Hello, bloggers...
Matt has asked me to pass along the entirety of this moving correspondence from one of our readers.
Best wishes,
Richard
Blog editor

(pictured above: Elaine Gloodt)
Dear Mr. Lamb,
I love your boldness at speaking your mind and sharing your thoughts. My late mother... Elaine Gloodt -- some of whose work can be seen at:
www.gloodtworks.com --
...would have gained much to be reading your power packed statements as she was an artist who had talent but was always "intimidated" by the critics -- the critics being anyone who had a different perspective about her work.
Yet, she did forge forward and did what all artists inevitably must do to be whole - create to expose that which is within.
Thank you,
J. Carey
Dear J.,
Thank you for writing in.
Your mother is one of the millions of artists who spend untold hours creating the world that they perceive in their imagination and experience, interpreted through their artwork. If all of this work were assembled over time, I believe we would have the complete history of the world as it really is, and not as it is written by those who would advance political, social, economic, or religious agendas. The artist manifests the subconscious reality of a being human in a particular time and space, culture and geographic area.
With all the computers we have available in this age, I’m sure that the great technological minds of the world could come out with a complete profile of every generation that has ever lived. Where the average artist becomes timid is by believing that their art is not important, or that someone else can define what they think, work, do, play, and paint about.
Worthwhile art has nothing to do with some ass standing in front of your work and telling you you shouldn’t be doing this, you should be doing that. It would be like going into a restaurant and telling people what to eat. The maitre’d would kick you out, and there you’d be, sitting on the street, some asshole completely enamored with your own culinary expertise.
Who gives a damn what “they” say? If they have enough money, they could hire somebody to come into their house 8 hours a day and say, “Oh yes, great wizard, tell me more so I can scribe it in the sky!” You don’t need that.

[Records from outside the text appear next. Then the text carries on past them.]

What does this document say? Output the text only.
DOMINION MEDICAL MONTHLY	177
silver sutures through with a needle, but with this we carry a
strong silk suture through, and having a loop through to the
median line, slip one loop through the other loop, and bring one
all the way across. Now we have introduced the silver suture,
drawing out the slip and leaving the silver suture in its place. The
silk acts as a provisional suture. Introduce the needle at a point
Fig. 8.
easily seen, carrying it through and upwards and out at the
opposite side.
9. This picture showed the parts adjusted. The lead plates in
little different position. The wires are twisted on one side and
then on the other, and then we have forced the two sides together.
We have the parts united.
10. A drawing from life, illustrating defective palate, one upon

I’m not putting down critics who are capable of great writing and appraisal and appreciation of art. What I’m talking about is Mr. Don’t Know Nothin’ About Nothin’ telling you what you should be doing in your artwork. I’m sure if you went to their garbage route or their accounting office and told them how to pick up garbage or how to line up numbers, they wouldn’t change their ways because some stumble-bum artist came in and told them to. Your art is your thing. It’s your dog... If it barks, they can move.
Thank you for your comment, which we can all learn from, and thank you for sharing the story of your mother, Elaine, who you must be very, very proud of. She left behind a great legacy of art and thoughts for all of us to ponder.